Zarkadas, D. - Presenter, Merck and Co. Inc.
Pridgen, C. - Presenter, Merck and Co. Inc.
Hamedi, M. - Presenter, Merck and Co. Inc.
Grigorov, P. - Presenter, Merck & Co. Inc.
Whittington, M. - Presenter, Merck and Co. Inc.


 

            Increased bioavailabilty
and/or good API particle size and attribute control is needed to enhance or
render robust the pharmacokinetic profile of an increased number of current
drugs and/or new molecular entities. Continuous fast crystallization/precipitation
is a more effective method compared to batch crystallization/precipitation to
control API attributes and produce small particles for a number of reasons.
Continuous fast crystallization offers higher mixing intensity and lower mixing
times as well as a wider range of these two parameters. This results in increased
operational flexibility. In addition, supersaturation is constant during a
continuous process thus producing a narrower PSD compared to batch
crystallization. Finally, the scale up factor from laboratory to commercial
scale is two to three orders of magnitude lower for continuous crystallization.
This paper describes a systematic approach for the implementation of continuous
fast crystallization processes. Individual case studies showcase the advantages
offered by continuous processing.

            We identified
three main drivers for the implementation of continuous fast crystallizations.
The first is manufacturing API with small particle size to enhance
bioavailability.

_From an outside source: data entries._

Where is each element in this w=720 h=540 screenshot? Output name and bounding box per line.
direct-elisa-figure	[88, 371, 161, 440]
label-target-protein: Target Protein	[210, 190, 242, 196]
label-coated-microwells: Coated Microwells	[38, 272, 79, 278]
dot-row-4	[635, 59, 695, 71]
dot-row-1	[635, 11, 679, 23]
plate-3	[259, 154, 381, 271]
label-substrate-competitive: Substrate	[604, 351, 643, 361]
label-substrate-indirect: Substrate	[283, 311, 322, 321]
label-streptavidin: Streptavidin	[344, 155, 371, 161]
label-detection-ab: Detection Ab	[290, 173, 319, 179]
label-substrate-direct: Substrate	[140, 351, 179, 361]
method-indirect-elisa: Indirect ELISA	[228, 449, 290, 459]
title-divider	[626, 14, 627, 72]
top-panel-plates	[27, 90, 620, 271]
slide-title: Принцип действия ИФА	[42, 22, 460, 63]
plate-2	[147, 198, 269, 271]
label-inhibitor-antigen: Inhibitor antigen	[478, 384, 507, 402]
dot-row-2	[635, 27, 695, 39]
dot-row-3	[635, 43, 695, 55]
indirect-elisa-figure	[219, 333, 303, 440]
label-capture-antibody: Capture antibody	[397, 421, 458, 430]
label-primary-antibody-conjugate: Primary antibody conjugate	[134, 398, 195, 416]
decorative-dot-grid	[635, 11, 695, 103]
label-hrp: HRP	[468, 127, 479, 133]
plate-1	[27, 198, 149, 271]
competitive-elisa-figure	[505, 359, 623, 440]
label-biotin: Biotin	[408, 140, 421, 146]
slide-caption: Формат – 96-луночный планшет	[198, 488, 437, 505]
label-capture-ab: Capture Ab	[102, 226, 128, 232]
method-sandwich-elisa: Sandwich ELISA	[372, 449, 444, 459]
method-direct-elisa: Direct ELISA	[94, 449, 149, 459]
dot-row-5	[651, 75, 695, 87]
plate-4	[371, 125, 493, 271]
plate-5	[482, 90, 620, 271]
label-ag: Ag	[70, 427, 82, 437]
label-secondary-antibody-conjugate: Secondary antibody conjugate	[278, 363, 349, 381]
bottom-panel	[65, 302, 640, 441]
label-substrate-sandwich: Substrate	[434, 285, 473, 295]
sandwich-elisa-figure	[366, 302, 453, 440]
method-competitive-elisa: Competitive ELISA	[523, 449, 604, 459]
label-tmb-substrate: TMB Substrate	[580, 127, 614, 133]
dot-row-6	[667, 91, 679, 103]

The second is particle size and/or other API attribute control
within a tight range. The third is the increased throughput and associated cost
reduction offered by continuous processes. We also identified a systematic
approach for the implementation of continuous fast crystallization and their
scale up from laboratory to pilot plant and commercial scale equipment. This
approach includes the determination of the fundamental kinetic constants of the
system (mixing and induction time) and the subsequent selection of an appropriate
mixer design for scale up.  

The first case study
involves the isolation and attribute control of an amorphous API. Its
precipitation
is characterized by very small induction times
(< 60 ms) and is therefore mixing sensitive. The amorphous nature of the API
introduced additional complications during the precipitation; local mixing
effects and/or elevated temperatures rendered a gummy and therefore not
processable API. We developed a continuous tee mixer precipitation process to
minimize the effect of mixing on particle size and surface area. The developed
precipitation was transferred successfully to commercial scale. The API surface
area produced ranged between 25 and 32 m2/g for 10 batches. The
equivalent average particle sizes are 220 and 170 nm, values indicating the
good PSD control offered by the continuous precipitation process.

            The second
case study involves a dissolution limited drug substance, which required
micronization to provide adequate exposure. However, we encountered severe
clogging of the jet mill chamber during micronization, which severely limited
process throughput (3 days to micronize 12 kgs of drug substance). These
problems were overcome by altering the input to the micronization process. We
found that producing API with a co-axial injection continuous crystallization
resulted in high API surface areas. The latter was proven considerably more
amenable to jet milling; the process throughput increased more than tenfold,
from 200 g/hr to about 1.5-2.0 kg/kr.